ISLR Home

Question

p299

In this exercise, you will further analyze the Wage data set considered throughout this chapter.

  1. Perform polynomial regression to predict wage using age. Use cross-validation to select the optimal degree d for the polyno- mial. What degree was chosen, and how does this compare to the results of hypothesis testing using ANOVA? Make a plot of the resulting polynomial fit to the data.
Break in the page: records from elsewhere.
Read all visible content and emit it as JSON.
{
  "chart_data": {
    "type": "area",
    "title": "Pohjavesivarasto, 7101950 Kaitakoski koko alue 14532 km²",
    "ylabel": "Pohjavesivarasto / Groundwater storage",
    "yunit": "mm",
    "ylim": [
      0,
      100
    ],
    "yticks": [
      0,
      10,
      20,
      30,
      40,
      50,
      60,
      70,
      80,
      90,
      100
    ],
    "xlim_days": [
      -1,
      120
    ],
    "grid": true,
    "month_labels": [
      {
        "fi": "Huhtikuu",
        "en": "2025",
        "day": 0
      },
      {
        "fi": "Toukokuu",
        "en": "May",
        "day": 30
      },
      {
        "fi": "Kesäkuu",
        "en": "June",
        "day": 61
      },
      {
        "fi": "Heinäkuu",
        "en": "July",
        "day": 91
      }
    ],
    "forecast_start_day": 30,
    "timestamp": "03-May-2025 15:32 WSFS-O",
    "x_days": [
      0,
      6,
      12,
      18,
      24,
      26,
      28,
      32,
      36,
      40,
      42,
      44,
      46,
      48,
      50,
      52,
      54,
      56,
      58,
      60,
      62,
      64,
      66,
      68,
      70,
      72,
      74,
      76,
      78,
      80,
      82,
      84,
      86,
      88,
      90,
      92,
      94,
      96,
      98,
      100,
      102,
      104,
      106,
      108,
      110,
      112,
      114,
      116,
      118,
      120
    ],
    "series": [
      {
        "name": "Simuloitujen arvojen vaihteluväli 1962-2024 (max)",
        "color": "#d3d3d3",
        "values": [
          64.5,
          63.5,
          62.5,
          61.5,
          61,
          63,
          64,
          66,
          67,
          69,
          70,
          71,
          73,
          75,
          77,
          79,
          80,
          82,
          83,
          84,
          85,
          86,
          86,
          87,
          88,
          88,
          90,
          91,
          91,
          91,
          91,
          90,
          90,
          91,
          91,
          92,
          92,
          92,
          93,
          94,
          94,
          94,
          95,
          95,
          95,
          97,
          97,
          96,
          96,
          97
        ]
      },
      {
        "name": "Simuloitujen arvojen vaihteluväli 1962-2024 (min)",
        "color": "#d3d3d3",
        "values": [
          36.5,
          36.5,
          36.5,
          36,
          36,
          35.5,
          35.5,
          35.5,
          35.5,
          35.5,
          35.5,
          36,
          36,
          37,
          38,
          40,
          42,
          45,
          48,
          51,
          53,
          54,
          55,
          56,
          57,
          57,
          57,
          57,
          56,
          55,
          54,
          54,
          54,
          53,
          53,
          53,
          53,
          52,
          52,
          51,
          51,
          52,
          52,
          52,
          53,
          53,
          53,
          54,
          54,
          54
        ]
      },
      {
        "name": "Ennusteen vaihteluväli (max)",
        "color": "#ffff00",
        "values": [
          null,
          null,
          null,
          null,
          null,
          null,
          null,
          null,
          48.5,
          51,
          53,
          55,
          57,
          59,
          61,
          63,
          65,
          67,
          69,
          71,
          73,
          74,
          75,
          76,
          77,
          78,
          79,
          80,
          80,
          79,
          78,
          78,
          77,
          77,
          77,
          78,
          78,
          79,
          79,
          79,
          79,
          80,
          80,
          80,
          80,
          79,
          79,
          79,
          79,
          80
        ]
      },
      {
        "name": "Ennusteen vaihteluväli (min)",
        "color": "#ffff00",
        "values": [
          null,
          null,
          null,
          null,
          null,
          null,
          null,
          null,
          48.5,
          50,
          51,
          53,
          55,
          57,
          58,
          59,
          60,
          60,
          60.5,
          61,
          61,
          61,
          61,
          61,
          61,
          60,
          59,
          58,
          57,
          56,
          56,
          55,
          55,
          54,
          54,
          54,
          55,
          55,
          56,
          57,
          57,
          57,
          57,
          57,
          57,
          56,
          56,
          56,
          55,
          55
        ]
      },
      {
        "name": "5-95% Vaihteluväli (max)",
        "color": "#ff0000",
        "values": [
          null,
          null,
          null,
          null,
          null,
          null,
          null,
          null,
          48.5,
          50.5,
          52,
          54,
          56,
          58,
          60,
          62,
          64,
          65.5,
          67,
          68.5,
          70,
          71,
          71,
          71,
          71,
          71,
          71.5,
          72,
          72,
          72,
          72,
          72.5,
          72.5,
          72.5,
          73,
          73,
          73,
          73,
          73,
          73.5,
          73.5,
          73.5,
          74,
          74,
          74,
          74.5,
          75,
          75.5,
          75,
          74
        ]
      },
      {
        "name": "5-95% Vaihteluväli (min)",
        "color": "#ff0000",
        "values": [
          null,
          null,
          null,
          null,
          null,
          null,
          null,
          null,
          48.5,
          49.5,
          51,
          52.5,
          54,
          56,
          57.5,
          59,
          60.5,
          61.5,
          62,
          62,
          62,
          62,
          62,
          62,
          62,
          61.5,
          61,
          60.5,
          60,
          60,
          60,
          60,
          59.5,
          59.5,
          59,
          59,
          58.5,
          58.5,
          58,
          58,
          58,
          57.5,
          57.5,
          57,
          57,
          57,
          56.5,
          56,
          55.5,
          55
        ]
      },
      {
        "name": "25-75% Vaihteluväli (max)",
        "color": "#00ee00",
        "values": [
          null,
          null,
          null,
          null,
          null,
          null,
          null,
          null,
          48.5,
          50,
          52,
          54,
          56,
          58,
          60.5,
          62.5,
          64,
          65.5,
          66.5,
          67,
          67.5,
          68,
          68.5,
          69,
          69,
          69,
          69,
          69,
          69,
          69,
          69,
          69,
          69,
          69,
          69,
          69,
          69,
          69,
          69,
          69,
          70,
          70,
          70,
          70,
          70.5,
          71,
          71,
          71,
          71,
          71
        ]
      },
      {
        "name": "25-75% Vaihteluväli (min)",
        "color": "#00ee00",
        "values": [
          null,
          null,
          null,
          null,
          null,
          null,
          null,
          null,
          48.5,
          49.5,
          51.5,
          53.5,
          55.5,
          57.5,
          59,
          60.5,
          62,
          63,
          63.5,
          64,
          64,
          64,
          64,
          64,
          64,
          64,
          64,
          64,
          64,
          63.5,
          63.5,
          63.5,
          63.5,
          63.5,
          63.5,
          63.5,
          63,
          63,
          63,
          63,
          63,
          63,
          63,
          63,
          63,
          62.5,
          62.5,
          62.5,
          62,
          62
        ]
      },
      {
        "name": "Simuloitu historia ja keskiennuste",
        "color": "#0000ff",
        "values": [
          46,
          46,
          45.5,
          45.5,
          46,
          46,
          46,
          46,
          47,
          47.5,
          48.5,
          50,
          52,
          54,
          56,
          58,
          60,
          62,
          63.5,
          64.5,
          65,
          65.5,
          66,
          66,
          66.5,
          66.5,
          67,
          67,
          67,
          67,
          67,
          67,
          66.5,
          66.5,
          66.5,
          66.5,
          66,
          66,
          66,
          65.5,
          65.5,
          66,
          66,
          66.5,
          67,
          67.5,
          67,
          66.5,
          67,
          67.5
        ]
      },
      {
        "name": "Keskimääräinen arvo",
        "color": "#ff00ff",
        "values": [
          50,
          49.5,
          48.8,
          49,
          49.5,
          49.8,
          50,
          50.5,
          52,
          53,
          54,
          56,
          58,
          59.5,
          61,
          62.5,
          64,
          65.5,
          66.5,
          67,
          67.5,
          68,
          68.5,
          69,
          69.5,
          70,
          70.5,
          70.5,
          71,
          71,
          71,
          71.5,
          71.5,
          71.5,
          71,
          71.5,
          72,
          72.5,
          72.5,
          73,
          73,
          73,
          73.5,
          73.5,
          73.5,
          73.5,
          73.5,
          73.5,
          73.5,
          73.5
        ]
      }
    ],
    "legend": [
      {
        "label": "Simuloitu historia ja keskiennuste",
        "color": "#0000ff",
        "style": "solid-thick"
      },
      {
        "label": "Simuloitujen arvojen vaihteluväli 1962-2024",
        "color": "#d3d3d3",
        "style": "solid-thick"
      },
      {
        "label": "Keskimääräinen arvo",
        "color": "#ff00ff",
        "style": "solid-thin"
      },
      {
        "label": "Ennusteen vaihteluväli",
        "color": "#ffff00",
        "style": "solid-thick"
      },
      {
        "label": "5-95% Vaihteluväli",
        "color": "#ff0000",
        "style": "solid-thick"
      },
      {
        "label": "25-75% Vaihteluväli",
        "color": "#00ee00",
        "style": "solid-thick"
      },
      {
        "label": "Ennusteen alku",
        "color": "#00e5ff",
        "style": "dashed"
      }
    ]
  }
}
  2. Fit a step function to predict wage using age, and perform cross-validation to choose the optimal number of cuts. Make a plot of the fit obtained.


library(ISLR)
library(boot)

6a

# Creating a placeholder for the cv errors
cv.error = rep(0, 5)

# Running a for loop to iterate through each polynomial and fitting data
for (i in 1:5) {
  # Fitting data the polynomial i
  glm.fit = glm(wage ~ poly(age, i), data=Wage)
  
  # Saving the CV estimate for the fit
  cv.error[i] = cv.glm(Wage, glm.fit)$delta[1]
}

Plot CV Error

# Plotting the results of for loop
plot(c(1:5), cv.error)

Comments:

  • Based on the one-SE rule, the cv chooses the 3rd degree polynomial
  • The ANOVA chooses 4th degree polynomial

6b

cv.error = rep(0, 5)
# Running a for loop to iterate through each step function and fitting data
for (i in 2:5) {
  # Fitting data the polynomial i
  print(i)
  Wage$age.cut = cut(Wage$age, i)
  glm.fit = glm(wage ~ age.cut, data=Wage)
  
  # Saving the CV estimate for the fit
  cv.error[i] = cv.glm(Wage, glm.fit)$delta[2]
}
## [1] 2
## [1] 3
## [1] 4
## [1] 5

Plot CV Error

plot(c(2:5), cv.error[2:5], pch=20, cex=0.5, lwd=2)